Proponents and opponents of homeopathy disagree over whether scientific trials with the use of placebo?s have shown success with homeopathic methods. Some clinical trials have produced results supporting homeopathy, but critics contend that these trials are flawed. In 1997, the British medical journal Lancet published a meta-analysis of 89 [clinical trial]?s, with a resultingly ambiguous conclusion that served as fodder for both supporters and critics of homeopathy.
Critics argue that diluting substances as much as homeopathy does should vastly decrease any effects they may have. Interestingly, recent research indicates that in certain situations the further diluted a substance, the more its molecules tend to clump together.
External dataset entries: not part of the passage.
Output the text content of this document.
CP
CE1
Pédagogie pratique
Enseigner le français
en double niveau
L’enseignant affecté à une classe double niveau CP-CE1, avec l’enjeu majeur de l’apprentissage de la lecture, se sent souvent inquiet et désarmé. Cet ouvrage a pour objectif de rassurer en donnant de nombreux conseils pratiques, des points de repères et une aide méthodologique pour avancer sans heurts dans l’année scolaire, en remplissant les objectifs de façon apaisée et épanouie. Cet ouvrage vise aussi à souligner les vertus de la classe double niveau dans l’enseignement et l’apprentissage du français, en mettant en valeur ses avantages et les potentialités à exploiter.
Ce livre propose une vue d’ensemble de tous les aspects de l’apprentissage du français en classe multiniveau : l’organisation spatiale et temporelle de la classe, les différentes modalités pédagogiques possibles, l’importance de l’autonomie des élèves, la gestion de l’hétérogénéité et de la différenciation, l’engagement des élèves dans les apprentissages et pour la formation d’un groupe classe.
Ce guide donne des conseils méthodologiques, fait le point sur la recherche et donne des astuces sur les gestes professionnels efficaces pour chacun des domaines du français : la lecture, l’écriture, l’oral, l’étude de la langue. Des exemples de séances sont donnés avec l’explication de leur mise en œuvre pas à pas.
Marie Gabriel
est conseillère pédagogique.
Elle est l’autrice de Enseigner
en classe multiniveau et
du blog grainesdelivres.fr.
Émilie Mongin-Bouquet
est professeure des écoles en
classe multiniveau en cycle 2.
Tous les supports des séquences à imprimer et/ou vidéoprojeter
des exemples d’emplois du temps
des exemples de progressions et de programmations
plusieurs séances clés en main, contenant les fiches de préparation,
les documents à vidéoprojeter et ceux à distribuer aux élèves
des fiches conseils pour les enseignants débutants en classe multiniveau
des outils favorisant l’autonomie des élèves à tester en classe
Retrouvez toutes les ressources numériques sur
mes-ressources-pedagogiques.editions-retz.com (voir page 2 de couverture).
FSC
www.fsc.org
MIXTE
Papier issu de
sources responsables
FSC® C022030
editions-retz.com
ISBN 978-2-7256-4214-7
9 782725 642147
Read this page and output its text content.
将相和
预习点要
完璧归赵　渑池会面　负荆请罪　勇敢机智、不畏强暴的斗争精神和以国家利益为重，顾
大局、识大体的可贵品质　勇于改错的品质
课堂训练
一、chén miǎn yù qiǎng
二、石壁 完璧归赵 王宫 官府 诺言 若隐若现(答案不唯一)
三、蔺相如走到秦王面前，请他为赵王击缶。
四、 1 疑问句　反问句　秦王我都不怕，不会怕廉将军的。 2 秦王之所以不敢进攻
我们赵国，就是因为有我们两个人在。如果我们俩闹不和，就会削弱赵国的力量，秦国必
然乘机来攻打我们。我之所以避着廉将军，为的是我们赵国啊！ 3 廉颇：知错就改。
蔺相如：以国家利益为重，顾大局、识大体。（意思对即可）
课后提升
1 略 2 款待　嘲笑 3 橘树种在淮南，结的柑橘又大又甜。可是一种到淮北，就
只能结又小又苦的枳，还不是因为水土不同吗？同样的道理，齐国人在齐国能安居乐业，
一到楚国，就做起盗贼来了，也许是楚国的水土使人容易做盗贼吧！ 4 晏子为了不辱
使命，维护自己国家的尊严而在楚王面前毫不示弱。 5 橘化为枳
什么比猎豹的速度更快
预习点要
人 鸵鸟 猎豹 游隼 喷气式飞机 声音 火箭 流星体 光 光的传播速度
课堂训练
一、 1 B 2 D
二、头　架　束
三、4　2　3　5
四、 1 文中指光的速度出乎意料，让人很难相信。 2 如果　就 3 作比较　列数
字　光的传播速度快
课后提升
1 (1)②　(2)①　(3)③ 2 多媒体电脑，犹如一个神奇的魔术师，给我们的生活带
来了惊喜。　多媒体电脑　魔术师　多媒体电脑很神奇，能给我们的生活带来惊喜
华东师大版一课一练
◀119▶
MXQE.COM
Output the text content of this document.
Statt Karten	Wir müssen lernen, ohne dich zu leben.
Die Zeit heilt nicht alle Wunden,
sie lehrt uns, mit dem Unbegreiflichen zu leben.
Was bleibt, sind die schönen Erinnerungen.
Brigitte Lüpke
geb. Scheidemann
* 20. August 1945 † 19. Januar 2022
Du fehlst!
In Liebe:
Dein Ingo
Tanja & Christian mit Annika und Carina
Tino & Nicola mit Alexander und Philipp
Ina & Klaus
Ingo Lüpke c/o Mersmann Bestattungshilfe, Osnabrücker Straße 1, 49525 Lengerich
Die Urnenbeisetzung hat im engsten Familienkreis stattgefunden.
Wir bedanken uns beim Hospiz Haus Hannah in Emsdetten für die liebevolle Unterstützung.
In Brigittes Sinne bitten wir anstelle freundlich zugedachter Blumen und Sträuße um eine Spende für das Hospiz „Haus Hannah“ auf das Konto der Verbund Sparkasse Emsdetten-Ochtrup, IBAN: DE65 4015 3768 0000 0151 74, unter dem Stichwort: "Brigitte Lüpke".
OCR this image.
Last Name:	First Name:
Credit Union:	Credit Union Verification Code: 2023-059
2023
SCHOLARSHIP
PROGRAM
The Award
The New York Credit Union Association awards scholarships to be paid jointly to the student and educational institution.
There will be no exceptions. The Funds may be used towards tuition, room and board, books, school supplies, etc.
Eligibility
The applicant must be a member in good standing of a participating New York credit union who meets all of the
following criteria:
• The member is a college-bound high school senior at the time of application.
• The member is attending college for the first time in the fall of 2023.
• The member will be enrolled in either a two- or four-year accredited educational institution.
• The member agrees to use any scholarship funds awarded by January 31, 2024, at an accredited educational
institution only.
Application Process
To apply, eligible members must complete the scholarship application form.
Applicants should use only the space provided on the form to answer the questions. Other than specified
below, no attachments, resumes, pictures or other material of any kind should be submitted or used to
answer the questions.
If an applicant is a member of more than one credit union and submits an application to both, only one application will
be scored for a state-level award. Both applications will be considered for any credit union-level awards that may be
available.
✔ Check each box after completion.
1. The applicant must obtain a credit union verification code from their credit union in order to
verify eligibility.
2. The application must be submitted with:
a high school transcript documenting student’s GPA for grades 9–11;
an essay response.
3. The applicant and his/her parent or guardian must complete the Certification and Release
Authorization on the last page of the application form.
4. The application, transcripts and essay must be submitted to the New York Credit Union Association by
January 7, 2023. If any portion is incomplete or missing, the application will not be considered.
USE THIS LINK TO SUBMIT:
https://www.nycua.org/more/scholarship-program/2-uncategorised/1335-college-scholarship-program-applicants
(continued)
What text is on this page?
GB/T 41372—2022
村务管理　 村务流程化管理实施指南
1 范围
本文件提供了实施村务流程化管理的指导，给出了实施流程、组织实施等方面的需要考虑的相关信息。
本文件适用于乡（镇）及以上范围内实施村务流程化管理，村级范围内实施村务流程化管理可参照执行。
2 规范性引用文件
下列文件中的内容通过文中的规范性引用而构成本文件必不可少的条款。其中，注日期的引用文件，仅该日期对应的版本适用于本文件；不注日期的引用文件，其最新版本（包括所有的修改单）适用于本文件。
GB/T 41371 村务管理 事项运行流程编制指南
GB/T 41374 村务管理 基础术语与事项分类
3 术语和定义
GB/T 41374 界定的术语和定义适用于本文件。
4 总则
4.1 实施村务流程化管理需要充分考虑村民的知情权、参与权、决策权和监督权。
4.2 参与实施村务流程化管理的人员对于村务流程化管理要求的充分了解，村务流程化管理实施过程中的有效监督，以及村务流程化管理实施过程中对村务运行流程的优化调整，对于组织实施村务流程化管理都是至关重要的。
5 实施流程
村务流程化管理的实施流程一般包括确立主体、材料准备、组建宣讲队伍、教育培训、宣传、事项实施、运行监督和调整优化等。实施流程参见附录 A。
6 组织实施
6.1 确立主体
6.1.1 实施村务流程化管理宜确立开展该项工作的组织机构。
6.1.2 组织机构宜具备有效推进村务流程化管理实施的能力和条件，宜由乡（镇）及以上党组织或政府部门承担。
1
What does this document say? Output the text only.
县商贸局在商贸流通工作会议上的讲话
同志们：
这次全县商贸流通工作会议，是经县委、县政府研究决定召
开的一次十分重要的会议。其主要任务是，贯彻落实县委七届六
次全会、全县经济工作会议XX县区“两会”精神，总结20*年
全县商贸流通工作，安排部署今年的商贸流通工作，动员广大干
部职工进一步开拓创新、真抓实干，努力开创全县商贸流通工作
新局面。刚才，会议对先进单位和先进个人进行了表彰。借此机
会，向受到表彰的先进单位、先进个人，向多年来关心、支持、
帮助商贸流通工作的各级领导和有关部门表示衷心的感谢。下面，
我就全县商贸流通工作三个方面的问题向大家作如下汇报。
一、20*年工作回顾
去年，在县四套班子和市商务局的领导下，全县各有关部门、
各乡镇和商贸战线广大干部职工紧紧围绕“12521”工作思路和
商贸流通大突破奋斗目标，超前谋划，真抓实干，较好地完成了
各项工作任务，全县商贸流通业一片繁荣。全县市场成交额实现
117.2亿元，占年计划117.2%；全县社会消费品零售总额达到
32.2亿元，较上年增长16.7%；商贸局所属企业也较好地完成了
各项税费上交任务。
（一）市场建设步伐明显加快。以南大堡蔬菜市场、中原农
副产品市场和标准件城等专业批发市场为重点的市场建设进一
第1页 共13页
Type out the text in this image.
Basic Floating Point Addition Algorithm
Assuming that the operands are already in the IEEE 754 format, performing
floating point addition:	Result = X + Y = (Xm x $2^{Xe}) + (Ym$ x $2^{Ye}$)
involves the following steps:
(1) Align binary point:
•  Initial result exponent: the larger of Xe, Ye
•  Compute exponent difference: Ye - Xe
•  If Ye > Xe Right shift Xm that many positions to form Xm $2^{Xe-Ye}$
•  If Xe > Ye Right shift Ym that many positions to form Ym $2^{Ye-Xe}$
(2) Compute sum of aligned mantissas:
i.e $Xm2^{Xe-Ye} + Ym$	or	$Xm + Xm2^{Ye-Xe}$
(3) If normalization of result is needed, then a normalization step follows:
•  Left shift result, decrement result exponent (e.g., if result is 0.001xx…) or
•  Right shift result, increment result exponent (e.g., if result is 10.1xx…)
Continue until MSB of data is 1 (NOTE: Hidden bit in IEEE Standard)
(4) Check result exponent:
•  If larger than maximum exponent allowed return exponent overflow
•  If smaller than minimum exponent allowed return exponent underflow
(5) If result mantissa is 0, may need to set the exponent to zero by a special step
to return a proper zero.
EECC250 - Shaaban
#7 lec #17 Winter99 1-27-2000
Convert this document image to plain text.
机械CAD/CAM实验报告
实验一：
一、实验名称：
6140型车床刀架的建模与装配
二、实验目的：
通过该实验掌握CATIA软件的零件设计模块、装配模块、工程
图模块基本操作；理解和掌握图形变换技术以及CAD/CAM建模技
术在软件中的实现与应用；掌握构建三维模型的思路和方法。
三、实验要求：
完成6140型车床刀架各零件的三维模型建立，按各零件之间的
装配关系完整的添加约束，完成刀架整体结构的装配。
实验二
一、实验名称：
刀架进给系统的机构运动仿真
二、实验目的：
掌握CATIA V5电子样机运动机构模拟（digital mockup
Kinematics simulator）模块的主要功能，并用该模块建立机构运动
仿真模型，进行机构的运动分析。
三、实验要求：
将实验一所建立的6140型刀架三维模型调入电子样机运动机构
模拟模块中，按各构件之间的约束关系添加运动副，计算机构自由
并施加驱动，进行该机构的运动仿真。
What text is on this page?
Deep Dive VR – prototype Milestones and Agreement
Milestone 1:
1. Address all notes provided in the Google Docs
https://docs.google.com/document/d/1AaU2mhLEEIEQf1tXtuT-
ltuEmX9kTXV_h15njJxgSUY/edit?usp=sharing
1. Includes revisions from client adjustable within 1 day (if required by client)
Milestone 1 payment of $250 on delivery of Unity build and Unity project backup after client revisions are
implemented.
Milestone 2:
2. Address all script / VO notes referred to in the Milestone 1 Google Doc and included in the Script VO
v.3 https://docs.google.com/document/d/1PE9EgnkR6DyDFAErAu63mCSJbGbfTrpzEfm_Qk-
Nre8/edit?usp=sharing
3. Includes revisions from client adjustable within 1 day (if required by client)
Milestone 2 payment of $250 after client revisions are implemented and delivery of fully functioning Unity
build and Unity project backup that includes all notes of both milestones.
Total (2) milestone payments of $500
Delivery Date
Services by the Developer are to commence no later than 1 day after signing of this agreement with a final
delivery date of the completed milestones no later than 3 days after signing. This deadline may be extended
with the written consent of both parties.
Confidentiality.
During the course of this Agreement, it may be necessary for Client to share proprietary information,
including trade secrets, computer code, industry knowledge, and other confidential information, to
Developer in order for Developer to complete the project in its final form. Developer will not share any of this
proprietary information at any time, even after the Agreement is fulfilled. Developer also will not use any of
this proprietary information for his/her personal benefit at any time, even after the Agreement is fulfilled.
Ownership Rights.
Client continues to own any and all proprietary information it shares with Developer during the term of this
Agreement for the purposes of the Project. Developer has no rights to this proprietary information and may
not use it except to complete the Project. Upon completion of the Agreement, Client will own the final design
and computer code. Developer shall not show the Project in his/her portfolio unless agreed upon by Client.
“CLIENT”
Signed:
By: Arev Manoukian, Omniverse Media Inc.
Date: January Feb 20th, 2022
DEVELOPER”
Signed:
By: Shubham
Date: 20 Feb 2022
Some see this as the beginnings of evidence supporting homeopathic therapies. However this doesn't explain why the substances need to be diluted, just that they might remain active after this preparation, and many scientists doubt that it has any implications with regard to homeopathy at all. Homeopathy proponents argue that not knowing the underlying mecahnism for why something works is irrelevant, pointing to aspirin as an example of a drug that was used for years before anyone knew why it worked.
Some homeopathic practitioners may ascribe the lack of definitive support from controlled trials to the the absence of emotional doctor-patient bond that is necessary in order for treatment to be successful. Despite these claims, debate continues on the results of further trials.